By taking advantage of the Roth IRA provisions of the Taxpayer Relief Act of 1997, you can save taxes in 1997 and enjoy tax free withdrawls from your IRA in the future!

You can still make a $2000 contribution to an ordinary IRA at any time up to the earlier of filing your taxes or April 15, 1998 and take the deduction on your 1997 taxes. This means that a taxpayer in the 28% tax bracket could save $560 on 1997 taxes.

Next, you can convert your IRA to a new “Roth IRA.” This is a new type of IRA established by Congress which allows for non-deductible contributions from earnings but has the benefit of tax free withdrawls. The tax law allows an existing IRA to be converted to a Roth IRA. This process requires that the taxpayer pay tax on all converted amounts which have not yet been subject to income tax.

However, to ease the tax burden of conversion, the IRS will allow taxpayers to spread out the payment of those taxes over four years! Thus, for someone converting a $2000 IRA contribution made on a 1997 tax return, that taxpayer will have to pay tax on an additional $500 for four years.

Once converted, Roth IRA funds are no longer subject to income taxation! Distributions from Roth IRAs are tax free.

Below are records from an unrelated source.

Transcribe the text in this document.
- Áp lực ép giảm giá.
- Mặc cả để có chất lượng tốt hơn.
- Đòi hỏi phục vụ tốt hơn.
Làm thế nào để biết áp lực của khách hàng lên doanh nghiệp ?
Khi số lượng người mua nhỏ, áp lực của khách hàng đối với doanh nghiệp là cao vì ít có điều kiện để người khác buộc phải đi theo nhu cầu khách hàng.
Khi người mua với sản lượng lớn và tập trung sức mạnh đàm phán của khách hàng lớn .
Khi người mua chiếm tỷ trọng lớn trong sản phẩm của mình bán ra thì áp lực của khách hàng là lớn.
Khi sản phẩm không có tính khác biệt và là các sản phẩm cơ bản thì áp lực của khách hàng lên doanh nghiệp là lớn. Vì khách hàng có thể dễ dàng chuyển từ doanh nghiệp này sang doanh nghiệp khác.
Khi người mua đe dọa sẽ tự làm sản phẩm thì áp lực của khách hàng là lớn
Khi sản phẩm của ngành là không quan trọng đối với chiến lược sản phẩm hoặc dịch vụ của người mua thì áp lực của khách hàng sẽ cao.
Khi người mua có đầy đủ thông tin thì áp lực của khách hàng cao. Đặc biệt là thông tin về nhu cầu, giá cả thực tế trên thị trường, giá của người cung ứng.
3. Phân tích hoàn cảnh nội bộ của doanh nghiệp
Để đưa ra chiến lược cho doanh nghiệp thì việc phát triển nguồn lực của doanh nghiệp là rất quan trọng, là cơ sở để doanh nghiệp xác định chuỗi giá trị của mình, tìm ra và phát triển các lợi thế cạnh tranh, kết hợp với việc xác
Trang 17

No tax will ever be paid – NEVER.

Here are the results of a single taxpayer contributing 2000 per year for 50 years: *(assuming 12% rate of return on assets)

After Roth IRA Value Traditional IRA Value Roth Benefit

10 Years 33,035 28,302 $ 4733
20 Years 130,904 116,206 $14,698
45 Years 2,440,428 2,190,553 $249,875
50 Years 4,311,115 3,870,749 $440,366

A married couple making maximum contribution can save an additional $880,732 by taking advantage of the Roth IRA. Other benefits of the Roth:

No required beginning date
May be withdrawn early if owner becomes disabled
Contributions may still be made after reaching age 70½
First time home buyers may withdraw up to $10,000 for a home

It still may not be too late to get a jump on lowering your taxes savings and saving for your retirement!